Most MCP clients share the same `mcpServers` JSON shape — only the file location
differs — so the snippet below is reusable. The command is always `rss mcp` with no
extra arguments. (Two clients use a different top-level key: VS Code and Zed, noted
below.)

**Claude Desktop** — edit `claude_desktop_config.json` (macOS:
`~/Library/Application Support/Claude/`, Windows: `%APPDATA%\Claude\`):

```json
{
  "mcpServers": {
    "rss": { "command": "rss", "args": ["mcp"] }
  }
}
```

**Claude Code** — add it from the CLI (no file editing):

```sh
claude mcp add rss -- rss mcp
# share it with a repo instead (writes .mcp.json):
claude mcp add --scope project rss -- rss mcp
```

**Cursor** — `~/.cursor/mcp.json` (global) or `.cursor/mcp.json` (per project). Same
`mcpServers` shape as the Claude Desktop snippet above.

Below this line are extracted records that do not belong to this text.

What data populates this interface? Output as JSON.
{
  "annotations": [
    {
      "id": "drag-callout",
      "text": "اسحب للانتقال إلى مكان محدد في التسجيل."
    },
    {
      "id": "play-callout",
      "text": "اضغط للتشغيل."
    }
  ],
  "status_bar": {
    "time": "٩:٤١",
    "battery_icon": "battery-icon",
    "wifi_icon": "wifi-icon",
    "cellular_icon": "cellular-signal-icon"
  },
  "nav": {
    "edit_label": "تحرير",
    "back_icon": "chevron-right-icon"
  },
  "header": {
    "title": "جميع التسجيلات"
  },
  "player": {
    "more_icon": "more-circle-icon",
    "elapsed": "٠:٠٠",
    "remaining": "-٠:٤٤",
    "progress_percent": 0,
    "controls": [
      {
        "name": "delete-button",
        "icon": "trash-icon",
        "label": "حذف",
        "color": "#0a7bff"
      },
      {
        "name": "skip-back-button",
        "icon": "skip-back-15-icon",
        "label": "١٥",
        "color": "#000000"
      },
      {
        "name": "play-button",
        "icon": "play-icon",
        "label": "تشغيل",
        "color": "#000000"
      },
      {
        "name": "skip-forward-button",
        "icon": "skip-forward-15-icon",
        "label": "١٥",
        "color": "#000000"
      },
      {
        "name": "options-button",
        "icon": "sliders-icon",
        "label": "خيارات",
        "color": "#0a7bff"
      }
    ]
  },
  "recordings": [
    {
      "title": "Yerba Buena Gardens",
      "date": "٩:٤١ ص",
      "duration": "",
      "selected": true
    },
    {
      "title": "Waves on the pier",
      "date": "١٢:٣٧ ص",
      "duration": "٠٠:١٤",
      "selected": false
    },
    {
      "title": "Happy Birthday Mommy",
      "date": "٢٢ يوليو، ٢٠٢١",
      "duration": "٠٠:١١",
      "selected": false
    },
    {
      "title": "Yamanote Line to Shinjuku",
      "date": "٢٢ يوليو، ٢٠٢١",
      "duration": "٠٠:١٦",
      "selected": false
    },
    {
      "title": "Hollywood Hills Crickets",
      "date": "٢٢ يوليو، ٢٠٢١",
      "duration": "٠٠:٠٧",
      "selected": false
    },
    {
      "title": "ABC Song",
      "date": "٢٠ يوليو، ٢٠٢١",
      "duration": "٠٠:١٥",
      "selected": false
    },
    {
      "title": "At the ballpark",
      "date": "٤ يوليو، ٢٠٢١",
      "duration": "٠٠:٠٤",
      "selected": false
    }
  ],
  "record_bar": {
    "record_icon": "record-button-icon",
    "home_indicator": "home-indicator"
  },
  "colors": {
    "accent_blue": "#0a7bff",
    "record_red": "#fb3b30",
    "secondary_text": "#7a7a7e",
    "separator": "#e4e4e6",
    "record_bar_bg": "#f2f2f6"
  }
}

**Windsurf** — `~/.codeium/windsurf/mcp_config.json`. Same `mcpServers` shape.

**VS Code** (Copilot agent mode) — `.vscode/mcp.json`, which uses a `servers` key
(not `mcpServers`):

```json
{
  "servers": {
    "rss": { "command": "rss", "args": ["mcp"] }
  }
}
```

**Zed** — `settings.json`, under a `context_servers` key:

```json
{
  "context_servers": {
    "rss": { "command": "rss", "args": ["mcp"], "env": {} }
  }
}
```

> **`PATH` note.** If `rss` isn't on the client's `PATH`, use the absolute path to the
> binary as `command` (for example `/Users/you/.cargo/bin/rss`, or the
> `target/release/rss` you built). GUI apps in particular often don't inherit your
> shell's `PATH`.

---

## Design & contributing

- **Why it's built this way** — the significant decisions (stable ids, the cache,
  the output contract, MCP-in-v1, the release profile) are recorded as
  [Architecture Decision Records]docs/adr/. Read these before changing anything
  load-bearing.
- **Working in the repo**[CLAUDE.md]CLAUDE.md has the build/test/lint gates,
  the module map, the invariants that must hold, and the gotchas that already bit.

---

## License

Licensed under either of

- Apache License, Version 2.0 ([LICENSE-APACHE]LICENSE-APACHE or
  <http://www.apache.org/licenses/LICENSE-2.0>)
- MIT license ([LICENSE-MIT]LICENSE-MIT or <http://opensource.org/licenses/MIT>)

at your option.

### Contribution

Unless you explicitly state otherwise, any contribution intentionally submitted for
inclusion in the work by you, as defined in the Apache-2.0 license, shall be dual
licensed as above, without any additional terms or conditions.